Frances “Frankie” McGrath, volunteers as an army nurse in the Vietnam War during the late 1960’s, idealistic about serving her country to fight off communism as well as earn to her place on her father’s “Hero’s Wall” of men in their family who fought for America across its various wars. Frankie’s a “good girl” secluded and educated in Catholic girl schools, who’s had no exposure to life outside her rarified, privileged social circle on the southern California coast. But after her only, fun-loving, rambunctious older brother Finley gets shot down shortly after getting deployed to Vietnam, Frankie considers taking her nursing training and putting it to use in the war. At age 19 and with little experience, only the Army will enlist Frankie, who joins and then has to contend with the horror of her wealthy parents at what’s she done.
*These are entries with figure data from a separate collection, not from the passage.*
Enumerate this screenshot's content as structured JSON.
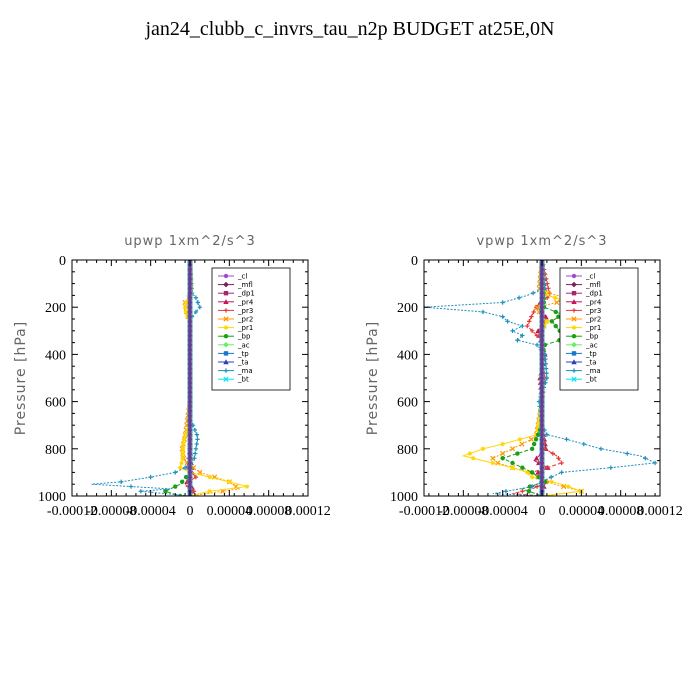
{
  "title": "jan24_clubb_c_invrs_tau_n2p  BUDGET at25E,0N",
  "chart_data": [
    {
      "type": "line",
      "title": "upwp   1xm^2/s^3",
      "ylabel": "Pressure [hPa]",
      "xlabel": "",
      "ylim": [
        1000,
        0
      ],
      "xlim": [
        -0.00012,
        0.00012
      ],
      "xtick_labels": [
        "-0.00012",
        "-0.00008",
        "-0.00004",
        "0",
        "0.00004",
        "0.00008",
        "0.00012"
      ],
      "ytick_labels": [
        "0",
        "200",
        "400",
        "600",
        "800",
        "1000"
      ],
      "grid": false,
      "legend_position": "top-right",
      "series": [
        {
          "name": "_cl",
          "color": "#9b4dca",
          "p": [
            0,
            200,
            400,
            600,
            800,
            1000
          ],
          "x": [
            0,
            0,
            0,
            0,
            0,
            0
          ]
        },
        {
          "name": "_mfl",
          "color": "#7a1f5c",
          "p": [
            0,
            200,
            400,
            600,
            800,
            1000
          ],
          "x": [
            0,
            0,
            0,
            0,
            0,
            0
          ]
        },
        {
          "name": "_dp1",
          "color": "#a8236d",
          "p": [
            0,
            200,
            400,
            600,
            800,
            1000
          ],
          "x": [
            0,
            0,
            0,
            0,
            0,
            0
          ]
        },
        {
          "name": "_pr4",
          "color": "#c2185b",
          "p": [
            0,
            200,
            400,
            600,
            800,
            900,
            940,
            970,
            1000
          ],
          "x": [
            0,
            0,
            0,
            0,
            0,
            2e-06,
            -3e-06,
            4e-06,
            0
          ]
        },
        {
          "name": "_pr3",
          "color": "#e53935",
          "p": [
            0,
            200,
            400,
            600,
            800,
            880,
            920,
            950,
            980,
            1000
          ],
          "x": [
            0,
            0,
            0,
            0,
            0,
            -3e-06,
            6e-06,
            -5e-06,
            4e-06,
            0
          ]
        },
        {
          "name": "_pr2",
          "color": "#ff9800",
          "p": [
            0,
            150,
            180,
            200,
            230,
            260,
            400,
            600,
            750,
            800,
            850,
            900,
            940,
            970,
            1000
          ],
          "x": [
            0,
            1e-06,
            -5e-06,
            -4e-06,
            -3e-06,
            0,
            0,
            0,
            -5e-06,
            -8e-06,
            -6e-06,
            1e-05,
            4e-05,
            5e-05,
            0
          ]
        },
        {
          "name": "_pr1",
          "color": "#ffd600",
          "p": [
            0,
            150,
            180,
            200,
            230,
            260,
            400,
            600,
            700,
            750,
            800,
            850,
            880,
            900,
            920,
            940,
            960,
            980,
            1000
          ],
          "x": [
            0,
            1e-06,
            -4e-06,
            -5e-06,
            -4e-06,
            0,
            0,
            0,
            0,
            -6e-06,
            -7e-06,
            -8e-06,
            -1e-05,
            0,
            2e-05,
            4e-05,
            5.8e-05,
            2e-05,
            0
          ]
        },
        {
          "name": "_bp",
          "color": "#1a9e1a",
          "p": [
            0,
            200,
            400,
            600,
            800,
            900,
            950,
            980,
            1000
          ],
          "x": [
            0,
            0,
            0,
            0,
            0,
            0,
            -1e-05,
            -2.5e-05,
            -1e-05
          ]
        },
        {
          "name": "_ac",
          "color": "#66ee66",
          "p": [
            0,
            200,
            400,
            600,
            800,
            1000
          ],
          "x": [
            0,
            0,
            0,
            0,
            0,
            0
          ]
        },
        {
          "name": "_tp",
          "color": "#1976d2",
          "p": [
            0,
            200,
            400,
            600,
            800,
            1000
          ],
          "x": [
            0,
            0,
            0,
            0,
            0,
            0
          ]
        },
        {
          "name": "_ta",
          "color": "#303fbf",
          "p": [
            0,
            200,
            400,
            600,
            800,
            1000
          ],
          "x": [
            0,
            0,
            0,
            0,
            0,
            0
          ]
        },
        {
          "name": "_ma",
          "color": "#1f8fbf",
          "p": [
            0,
            140,
            160,
            180,
            200,
            220,
            240,
            260,
            400,
            600,
            680,
            700,
            750,
            800,
            850,
            880,
            900,
            920,
            940,
            950,
            960,
            970,
            980,
            1000
          ],
          "x": [
            0,
            2e-06,
            6e-06,
            8e-06,
            1e-05,
            6e-06,
            2e-06,
            0,
            0,
            0,
            0,
            3e-06,
            8e-06,
            6e-06,
            4e-06,
            -5e-06,
            -1.5e-05,
            -4e-05,
            -7e-05,
            -0.0001,
            -6e-05,
            -2e-05,
            -5e-05,
            0
          ]
        },
        {
          "name": "_bt",
          "color": "#00e5ee",
          "p": [
            0,
            200,
            400,
            600,
            800,
            1000
          ],
          "x": [
            0,
            0,
            0,
            0,
            0,
            0
          ]
        }
      ]
    },
    {
      "type": "line",
      "title": "vpwp   1xm^2/s^3",
      "ylabel": "Pressure [hPa]",
      "xlabel": "",
      "ylim": [
        1000,
        0
      ],
      "xlim": [
        -0.00012,
        0.00012
      ],
      "xtick_labels": [
        "-0.00012",
        "-0.00008",
        "-0.00004",
        "0",
        "0.00004",
        "0.00008",
        "0.00012"
      ],
      "ytick_labels": [
        "0",
        "200",
        "400",
        "600",
        "800",
        "1000"
      ],
      "grid": false,
      "legend_position": "top-right",
      "series": [
        {
          "name": "_cl",
          "color": "#9b4dca",
          "p": [
            0,
            200,
            400,
            600,
            800,
            1000
          ],
          "x": [
            0,
            0,
            0,
            0,
            0,
            0
          ]
        },
        {
          "name": "_mfl",
          "color": "#7a1f5c",
          "p": [
            0,
            200,
            400,
            600,
            800,
            1000
          ],
          "x": [
            0,
            0,
            0,
            0,
            0,
            0
          ]
        },
        {
          "name": "_dp1",
          "color": "#a8236d",
          "p": [
            0,
            200,
            400,
            600,
            800,
            1000
          ],
          "x": [
            0,
            0,
            0,
            0,
            0,
            0
          ]
        },
        {
          "name": "_pr4",
          "color": "#c2185b",
          "p": [
            0,
            150,
            200,
            250,
            300,
            400,
            500,
            600,
            700,
            800,
            850,
            880,
            900,
            950,
            980,
            1000
          ],
          "x": [
            0,
            3e-06,
            -5e-06,
            6e-06,
            -4e-06,
            3e-06,
            -2e-06,
            0,
            0,
            4e-06,
            -8e-06,
            6e-06,
            -4e-06,
            3e-06,
            0,
            0
          ]
        },
        {
          "name": "_pr3",
          "color": "#e53935",
          "p": [
            0,
            150,
            200,
            250,
            280,
            300,
            350,
            400,
            500,
            600,
            700,
            800,
            830,
            860,
            880,
            900,
            940,
            970,
            990,
            1000
          ],
          "x": [
            0,
            8e-06,
            -6e-06,
            -1.2e-05,
            -1.5e-05,
            -1e-05,
            2e-06,
            0,
            3e-06,
            0,
            0,
            3e-06,
            1.5e-05,
            2e-05,
            5e-06,
            -1e-05,
            5e-06,
            -1e-05,
            -3e-05,
            0
          ]
        },
        {
          "name": "_pr2",
          "color": "#ff9800",
          "p": [
            0,
            130,
            160,
            180,
            200,
            220,
            260,
            300,
            400,
            600,
            750,
            800,
            840,
            860,
            880,
            900,
            940,
            980,
            1000
          ],
          "x": [
            0,
            -3e-06,
            2.5e-05,
            1.5e-05,
            -5e-06,
            -3e-06,
            4e-06,
            0,
            0,
            0,
            -6e-06,
            -3e-05,
            -5e-05,
            -4.5e-05,
            -3e-05,
            -1.2e-05,
            4e-06,
            4e-05,
            0
          ]
        },
        {
          "name": "_pr1",
          "color": "#ffd600",
          "p": [
            0,
            120,
            150,
            180,
            200,
            230,
            260,
            300,
            400,
            600,
            740,
            780,
            800,
            830,
            860,
            880,
            900,
            920,
            950,
            980,
            1000
          ],
          "x": [
            0,
            2e-06,
            5e-06,
            3e-05,
            4.5e-05,
            3e-05,
            5e-06,
            0,
            0,
            0,
            -5e-06,
            -4e-05,
            -6e-05,
            -8e-05,
            -5e-05,
            -3e-05,
            -1.5e-05,
            -1e-05,
            2e-05,
            4e-05,
            0
          ]
        },
        {
          "name": "_bp",
          "color": "#1a9e1a",
          "p": [
            0,
            200,
            230,
            260,
            300,
            330,
            360,
            400,
            500,
            600,
            700,
            800,
            840,
            870,
            900,
            940,
            970,
            1000
          ],
          "x": [
            0,
            2e-06,
            2e-05,
            1e-05,
            1.8e-05,
            2.5e-05,
            3e-06,
            0,
            0,
            0,
            0,
            -1e-05,
            -4e-05,
            -2.5e-05,
            -1e-05,
            3e-06,
            -2e-05,
            0
          ]
        },
        {
          "name": "_ac",
          "color": "#66ee66",
          "p": [
            0,
            200,
            400,
            600,
            800,
            1000
          ],
          "x": [
            0,
            0,
            0,
            0,
            0,
            0
          ]
        },
        {
          "name": "_tp",
          "color": "#1976d2",
          "p": [
            0,
            200,
            400,
            600,
            800,
            1000
          ],
          "x": [
            0,
            0,
            0,
            0,
            0,
            0
          ]
        },
        {
          "name": "_ta",
          "color": "#303fbf",
          "p": [
            0,
            200,
            400,
            600,
            800,
            1000
          ],
          "x": [
            0,
            0,
            0,
            0,
            0,
            0
          ]
        },
        {
          "name": "_ma",
          "color": "#1f8fbf",
          "p": [
            0,
            120,
            150,
            180,
            200,
            220,
            240,
            260,
            280,
            300,
            320,
            340,
            360,
            400,
            500,
            600,
            700,
            740,
            760,
            800,
            830,
            860,
            880,
            900,
            930,
            960,
            990,
            1000
          ],
          "x": [
            0,
            3e-06,
            -1.5e-05,
            -4e-05,
            -0.00012,
            -6e-05,
            -4e-05,
            -3.5e-05,
            -2e-05,
            -3e-05,
            -2e-05,
            -2.5e-05,
            -5e-06,
            3e-06,
            5e-06,
            -3e-06,
            0,
            5e-06,
            2.5e-05,
            6e-05,
            0.0001,
            0.000115,
            7e-05,
            2e-05,
            4e-06,
            -1e-05,
            -5e-05,
            0
          ]
        },
        {
          "name": "_bt",
          "color": "#00e5ee",
          "p": [
            0,
            200,
            400,
            600,
            800,
            1000
          ],
          "x": [
            0,
            0,
            0,
            0,
            0,
            0
          ]
        }
      ]
    }
  ]
}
Frankie literally gets air-dropped into a run-down, poorly staffed, rat-infested, moldy war hospital where endless waves of severely wounded and dying soldiers arrive by helicopters. Frankie’s shell-shocked, but a quick learner. She survives thanks to the fierce support and close friendship of two fellow nurses as well as being taken under the wing of a surgeon who teaches Frankie how to be an exceptional surgical nurse. Frankie re-ups for a second year and moves further into the jungle and the front lines. There are romantic entanglements, the dangers of men far away from home looking for sexual flings, boozy officer parties and spontaneous getaways, and the oppressive heat and unrelenting deaths to contend with in the hospitals.
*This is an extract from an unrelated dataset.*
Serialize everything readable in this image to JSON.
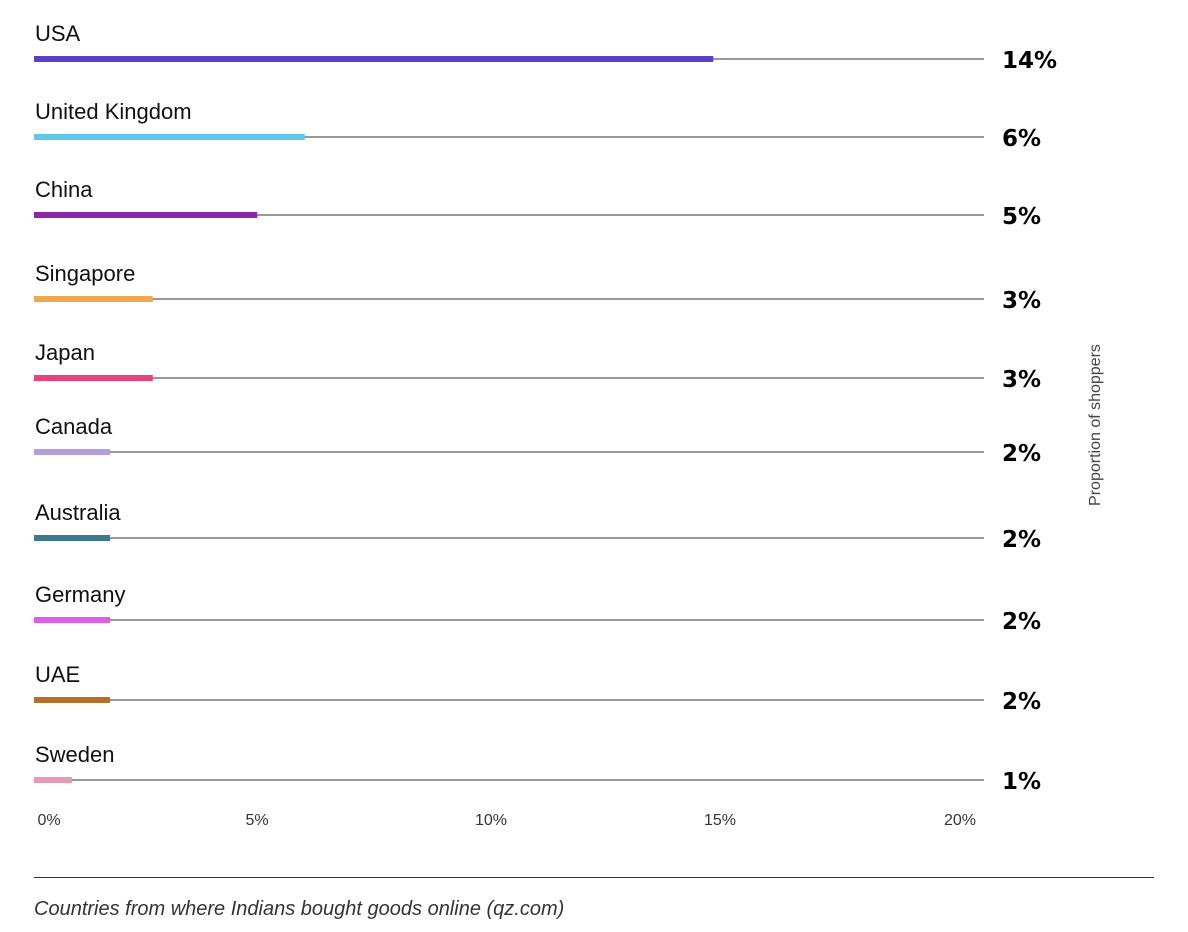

The second part of the novel focuses on Frankie’s return to America, the hostility to Vets by a hippy, peace movement condemning both the war and those served in it. The Vet services don’t recognize or try to serve the PTSD of women who served, and Frankie descends into despair and drug use. It’s so powerful, so poignant and so moving that when Frankie finally gets to touch the Vietnam Vet memorial put up decades after the war in D.C, you’re misting up alongside her.
Like all of Kristen Hannah’s novels, you get immersed in a slice of history you know little about and come away profoundly moved. She’s created such a tribute to women who did not fet the national recognition and thanks they deserved.
Thanks to Macmillon Audio for an advanced listen of this novel.